Concealed in language and skin, surrounded by shelved words.
Departed friends. Grass grown tall or baked to a brittle yellow.
The central order of a life arranged in sequence, orbiting through mother,
father, sister and passers-by glancing through our windows.
A parachute of discomfort billowing in the blue.
Distance and uncertainty beyond the nuclear family.
Acknowledging the new, still I looked inward.
The house as structure, as symbol, but always impermanent, unattainable.
Not rejection, but a liminal sense of being, of place.
Faces changed, but books carried me from city to state to country.
Translated from three views and speaking in brushstrokes across the wall,
slowly filled from edge to center, layer upon layer.
Containment, conjunction, circumstance. Triangle to circle.
No headstones mark my locus, no place bears my name.
Borders, the threshold of shared lives.
* * *
“Home: Living Between” was originally published at Allegro Poetry Magazine. Thank you, Sally Long, for taking this poem.
While Looking Up at a Working Wasp, I Trip
How do these things I once barely acknowledged
now snare toes or twist ankles, causing me to stumble,
spill coffee and curse. Steps, rocks, pavement, curbs.
Door sills. No matter which, without provocation.

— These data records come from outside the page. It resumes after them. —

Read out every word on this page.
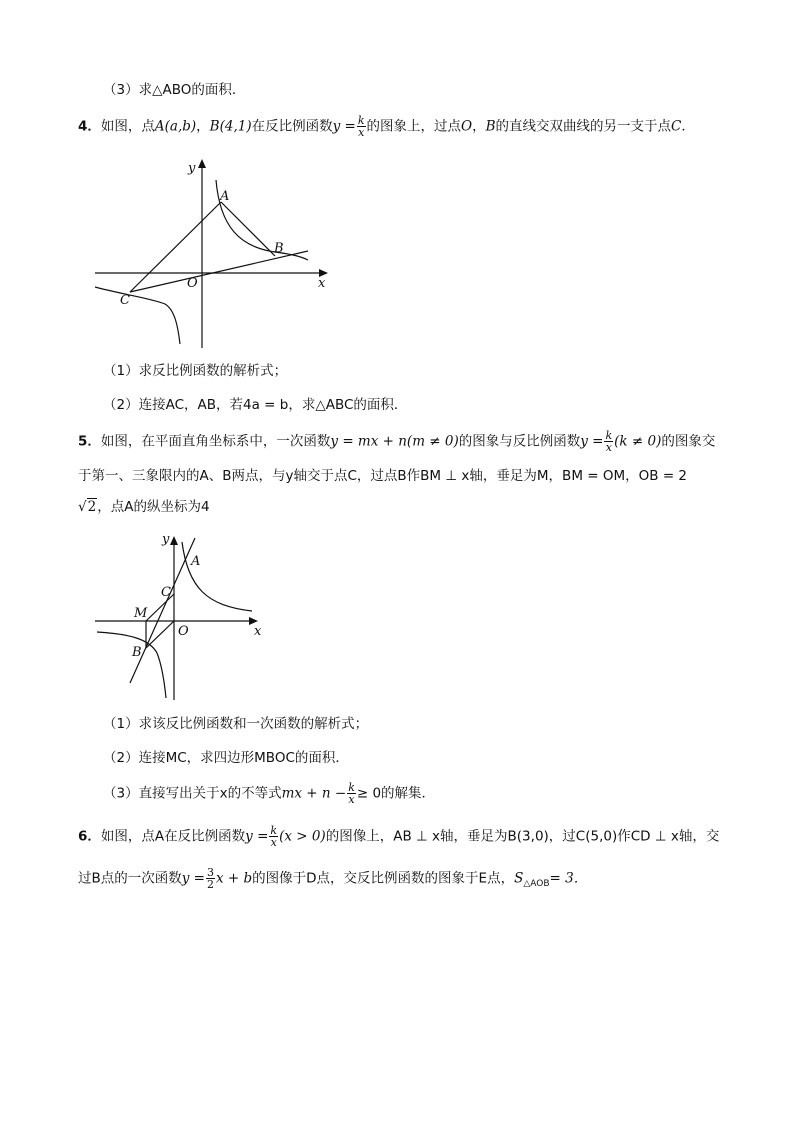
（3）求△ABO的面积．
4．如图，点A(a,b)，B(4,1)在反比例函数$y = \frac{k}{x}$ 的图象上，过点O，B的直线交双曲线的另一支于点C．
A
B
C
O
y
x
（1）求反比例函数的解析式；
（2）连接AC，AB，若4a = b，求△ABC的面积．
5．如图，在平面直角坐标系中，一次函数y = mx + n(m ≠ 0)的图象与反比例函数$y = \frac{k}{x} (k \ne 0)$的图象交
于第一、三象限内的A、B两点，与y轴交于点C，过点B作BM ⊥ x轴，垂足为M，BM = OM，OB = 2
√2，点A的纵坐标为4
A
C
M
O
B
y
x
（1）求该反比例函数和一次函数的解析式；
（2）连接MC，求四边形MBOC的面积．
（3）直接写出关于x的不等式mx + $n - \frac{k}{x} \ge 0$的解集．
6．如图，点A在反比例函数$y = \frac{k}{x} (x > 0)$的图像上，AB ⊥ x轴，垂足为B(3,0)，过C(5,0)作CD ⊥ x轴，交
过B点的一次函数$y = \frac{3}{2}$ x + b的图像于D点，交反比例函数的图象于E点，$S_{\triangle AOB}= 3$．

Solitary wasps mate not in flight but in the vicinity
of their nesting area. Three years ago a female
violated our unspoken agreement of mutual
existence; my arm purpled and ballooned
to twice its normal size, and I demolished her nest
for fear that attacks would become habit. Today,
another builds in the same spot. I stoop by,
beneath notice, as she labors to make room
for eggs fertilized with stored sperm from a single
drone. Such diligence should earn rewards.
I stroll to the mailbox and marvel at their ability
to manufacture wood pulp for nests, how
certain species avoid mating with siblings
on the basis of chemical signatures, and that
they voluntarily control the sex of their offspring.

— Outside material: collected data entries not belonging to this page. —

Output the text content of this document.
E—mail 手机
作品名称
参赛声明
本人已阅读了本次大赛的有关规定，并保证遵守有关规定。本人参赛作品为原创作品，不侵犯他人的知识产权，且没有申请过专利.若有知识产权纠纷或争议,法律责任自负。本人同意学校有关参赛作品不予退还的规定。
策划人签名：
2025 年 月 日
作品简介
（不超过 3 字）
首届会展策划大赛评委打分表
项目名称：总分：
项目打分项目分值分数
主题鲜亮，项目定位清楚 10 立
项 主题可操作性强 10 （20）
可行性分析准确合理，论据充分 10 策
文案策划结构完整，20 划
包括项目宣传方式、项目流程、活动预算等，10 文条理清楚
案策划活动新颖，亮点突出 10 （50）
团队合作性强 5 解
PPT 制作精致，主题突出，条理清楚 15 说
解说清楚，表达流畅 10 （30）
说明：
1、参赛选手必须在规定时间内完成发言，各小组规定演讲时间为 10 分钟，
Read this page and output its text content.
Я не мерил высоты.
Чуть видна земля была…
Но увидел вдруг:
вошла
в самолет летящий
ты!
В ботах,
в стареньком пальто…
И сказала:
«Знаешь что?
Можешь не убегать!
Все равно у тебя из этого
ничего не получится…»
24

Ah, the wonders of nature! Approaching the door,
I look up and observe the growing nest with
admiration, enter the house without stumbling,
and inhale the fragrance of the perfectly arranged
lilies. The books on the table entice me, so I
pour a glass of malbec and thumb through them
with great pleasure. Soon, after sunset, she will die.
* * *
“While Looking Up at a Working Wasp, I Trip” was published in MockingHeart Review in May 2018.

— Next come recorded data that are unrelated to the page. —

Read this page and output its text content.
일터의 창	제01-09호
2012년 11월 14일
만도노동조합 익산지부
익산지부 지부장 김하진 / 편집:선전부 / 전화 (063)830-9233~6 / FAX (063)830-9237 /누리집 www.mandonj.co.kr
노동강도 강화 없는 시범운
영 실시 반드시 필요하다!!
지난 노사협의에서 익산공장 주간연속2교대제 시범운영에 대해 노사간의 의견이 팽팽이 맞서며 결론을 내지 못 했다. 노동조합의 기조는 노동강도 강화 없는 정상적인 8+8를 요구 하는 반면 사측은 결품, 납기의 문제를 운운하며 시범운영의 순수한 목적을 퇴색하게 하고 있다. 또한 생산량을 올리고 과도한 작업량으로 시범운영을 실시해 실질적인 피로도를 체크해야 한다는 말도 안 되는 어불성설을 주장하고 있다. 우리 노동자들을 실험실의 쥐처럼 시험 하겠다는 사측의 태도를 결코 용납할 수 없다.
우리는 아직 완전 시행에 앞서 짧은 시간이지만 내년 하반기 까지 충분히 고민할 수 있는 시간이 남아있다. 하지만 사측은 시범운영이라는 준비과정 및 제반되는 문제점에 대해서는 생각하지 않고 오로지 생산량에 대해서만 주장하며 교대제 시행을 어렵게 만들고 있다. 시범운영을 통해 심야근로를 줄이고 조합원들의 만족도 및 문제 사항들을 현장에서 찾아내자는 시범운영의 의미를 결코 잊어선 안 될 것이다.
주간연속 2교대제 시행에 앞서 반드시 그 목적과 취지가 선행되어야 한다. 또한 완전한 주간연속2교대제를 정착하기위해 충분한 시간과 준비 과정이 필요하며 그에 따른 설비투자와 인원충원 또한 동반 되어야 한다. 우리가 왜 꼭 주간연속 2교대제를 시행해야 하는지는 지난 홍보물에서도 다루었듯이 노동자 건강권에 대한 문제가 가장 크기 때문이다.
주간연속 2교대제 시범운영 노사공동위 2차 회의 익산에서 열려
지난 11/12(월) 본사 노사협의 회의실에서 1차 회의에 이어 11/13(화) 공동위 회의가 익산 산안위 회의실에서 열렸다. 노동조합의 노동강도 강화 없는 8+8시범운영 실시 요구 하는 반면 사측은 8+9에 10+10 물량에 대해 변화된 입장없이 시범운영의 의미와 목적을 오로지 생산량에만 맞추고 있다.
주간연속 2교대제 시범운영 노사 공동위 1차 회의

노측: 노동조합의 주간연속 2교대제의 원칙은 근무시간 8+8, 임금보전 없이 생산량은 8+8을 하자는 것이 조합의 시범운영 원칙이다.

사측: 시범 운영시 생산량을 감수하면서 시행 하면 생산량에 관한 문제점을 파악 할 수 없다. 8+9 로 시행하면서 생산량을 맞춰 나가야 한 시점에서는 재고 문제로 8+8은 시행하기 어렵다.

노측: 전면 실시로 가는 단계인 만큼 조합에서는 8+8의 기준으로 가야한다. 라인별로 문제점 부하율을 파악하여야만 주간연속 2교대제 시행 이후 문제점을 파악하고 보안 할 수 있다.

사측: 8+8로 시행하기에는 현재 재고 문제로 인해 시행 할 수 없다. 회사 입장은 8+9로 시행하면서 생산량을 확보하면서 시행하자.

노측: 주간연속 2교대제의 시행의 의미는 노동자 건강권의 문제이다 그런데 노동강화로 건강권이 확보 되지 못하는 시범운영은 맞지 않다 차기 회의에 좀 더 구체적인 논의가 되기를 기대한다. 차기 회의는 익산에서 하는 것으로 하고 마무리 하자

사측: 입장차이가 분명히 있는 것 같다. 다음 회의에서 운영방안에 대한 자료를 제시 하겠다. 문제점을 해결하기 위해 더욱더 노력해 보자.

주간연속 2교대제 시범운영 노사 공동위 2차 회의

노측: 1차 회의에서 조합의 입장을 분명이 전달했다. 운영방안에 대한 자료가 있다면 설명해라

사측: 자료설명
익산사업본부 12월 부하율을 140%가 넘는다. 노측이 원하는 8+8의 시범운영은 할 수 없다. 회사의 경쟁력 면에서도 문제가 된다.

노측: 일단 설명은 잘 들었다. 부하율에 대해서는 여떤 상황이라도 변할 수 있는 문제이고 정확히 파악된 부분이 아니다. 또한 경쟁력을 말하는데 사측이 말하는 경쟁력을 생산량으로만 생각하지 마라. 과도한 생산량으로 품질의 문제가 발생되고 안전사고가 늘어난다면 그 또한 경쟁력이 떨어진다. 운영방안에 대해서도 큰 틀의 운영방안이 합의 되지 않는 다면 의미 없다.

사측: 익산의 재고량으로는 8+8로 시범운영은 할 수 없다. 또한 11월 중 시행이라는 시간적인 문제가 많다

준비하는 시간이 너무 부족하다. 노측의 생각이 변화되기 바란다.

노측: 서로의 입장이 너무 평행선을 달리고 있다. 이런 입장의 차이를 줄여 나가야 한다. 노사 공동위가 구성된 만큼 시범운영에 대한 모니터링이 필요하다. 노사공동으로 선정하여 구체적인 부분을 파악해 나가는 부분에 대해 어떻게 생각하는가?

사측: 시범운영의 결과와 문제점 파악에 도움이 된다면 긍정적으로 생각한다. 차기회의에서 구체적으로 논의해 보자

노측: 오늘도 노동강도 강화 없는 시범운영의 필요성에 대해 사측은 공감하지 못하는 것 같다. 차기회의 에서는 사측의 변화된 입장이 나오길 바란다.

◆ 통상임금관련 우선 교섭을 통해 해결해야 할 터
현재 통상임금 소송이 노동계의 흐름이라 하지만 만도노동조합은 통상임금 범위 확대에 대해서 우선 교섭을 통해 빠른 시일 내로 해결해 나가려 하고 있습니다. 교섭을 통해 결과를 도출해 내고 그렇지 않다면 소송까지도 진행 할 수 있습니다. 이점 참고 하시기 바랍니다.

Confession to Montgomery, Asleep on the Church Steps
If I walk quietly by
it is not to avoid disturbing you,
but rather myself. What
could I give you
but another bagel, the
boiled dough of nothingness
rising in cloudy water,
delaying, perhaps, another
guilty twinge. You have no
answers but when you
speak to the air, sometimes
a smile creaks through
the broken words, and I
think even in this cloistered
darkness we may close
the circle between halves
an understanding, if only
in the language of bread
and coffee and the
disregarded. But today I stride
on, without pause, counting
on nothing that can’t be
pocketed or spoken aloud,
my steps echoing down
the alley and its secrets,
along the crosswalk’s painted
guides, under the sagging
power lines and through
your streetlight’s dim halo.
This first appeared on the blog in January 2016, and was published in Compassion Anthology in March 2019. I have not seen the man who inspired this poem in over three years. I hope he has found shelter and kindness.